So if the client does not specify a sizeLimit, but the server has one, I 
don't know if we should generate a code 4 ...

-- 
--
cordialement, regards,
Emmanuel Lécharny
www.iktek.com
directory.apache.org



Re: Paged Search Control questions

Posted by Howard Chu <hy...@symas.com>.
Emmanuel Lecharny wrote:
> Howard Chu wrote:
> This was a part of the spec I mis-understood, clearly. It makes a hell
> of sense to consider that the sizeLimit is global, ad should be
> considered across the multiple paged searches. The funny part is that I
> have injected such a counter in the internal structure before asking the
> question, I don't know what for, and now, I see the reason. The
> reptilian part of my brain knew it ;)

Gotta love that, coding by instinct... ;)

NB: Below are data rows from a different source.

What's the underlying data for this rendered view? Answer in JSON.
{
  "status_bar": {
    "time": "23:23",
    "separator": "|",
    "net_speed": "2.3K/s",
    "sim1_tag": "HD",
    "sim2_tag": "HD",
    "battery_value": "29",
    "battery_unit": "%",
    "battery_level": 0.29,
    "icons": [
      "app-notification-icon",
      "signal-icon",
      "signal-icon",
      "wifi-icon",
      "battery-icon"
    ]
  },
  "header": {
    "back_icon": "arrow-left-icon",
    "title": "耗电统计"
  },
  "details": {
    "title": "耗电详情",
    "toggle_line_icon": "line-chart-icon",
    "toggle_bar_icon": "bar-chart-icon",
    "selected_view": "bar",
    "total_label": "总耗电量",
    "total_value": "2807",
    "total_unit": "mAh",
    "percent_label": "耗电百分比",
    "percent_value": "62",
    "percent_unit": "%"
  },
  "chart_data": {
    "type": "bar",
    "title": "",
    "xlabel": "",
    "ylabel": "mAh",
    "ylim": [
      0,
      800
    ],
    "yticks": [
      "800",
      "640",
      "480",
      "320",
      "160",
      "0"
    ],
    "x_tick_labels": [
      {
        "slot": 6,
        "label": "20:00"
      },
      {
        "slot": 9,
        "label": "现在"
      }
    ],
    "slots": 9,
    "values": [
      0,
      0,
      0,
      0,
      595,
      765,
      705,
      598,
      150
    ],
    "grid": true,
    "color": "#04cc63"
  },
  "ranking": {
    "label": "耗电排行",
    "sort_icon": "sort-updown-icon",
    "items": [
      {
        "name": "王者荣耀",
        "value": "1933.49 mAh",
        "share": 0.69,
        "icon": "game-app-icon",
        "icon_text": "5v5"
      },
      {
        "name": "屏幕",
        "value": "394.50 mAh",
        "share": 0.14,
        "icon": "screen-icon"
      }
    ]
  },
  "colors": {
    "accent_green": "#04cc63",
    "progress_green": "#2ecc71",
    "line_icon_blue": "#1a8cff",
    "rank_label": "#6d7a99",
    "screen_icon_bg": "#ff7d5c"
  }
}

>> MS AD is broken in this respect (which is particularly pathetic given
>> that some MS folks co-authored the spec, but so it goes).
>> I.e., when no control is present, the search result set will be the
>> smaller of the client's requested size limit, and any administrative
>> limits configured on the server. With the control present, the total
>> number of returned entries allowed is still the same, just that they
>> may be received by the client in smaller groups.

> On don't see where is the problem here ...

My paragraph above may have been a bit muddy. In general there's no problem here.

> so in the second case, the client will receive entries in PL sized
> groups, until we reach the server limit or the request limit ?

Right.

The problem I was alluding to with MS AD is that when a Paging control is 
used, the server's sizeLimit is effectively ignored. MS AD has a default 
sizeLimit of 1000 entries, but using Paging you can retrieve as many 
1000-entry pages as you want, thus bypassing that limit. That's of course 
completely wrong behavior, but that's MS for ya...

> That's the funniest part of the job : deal with other's errors when you
> already have enough of your own in your plate !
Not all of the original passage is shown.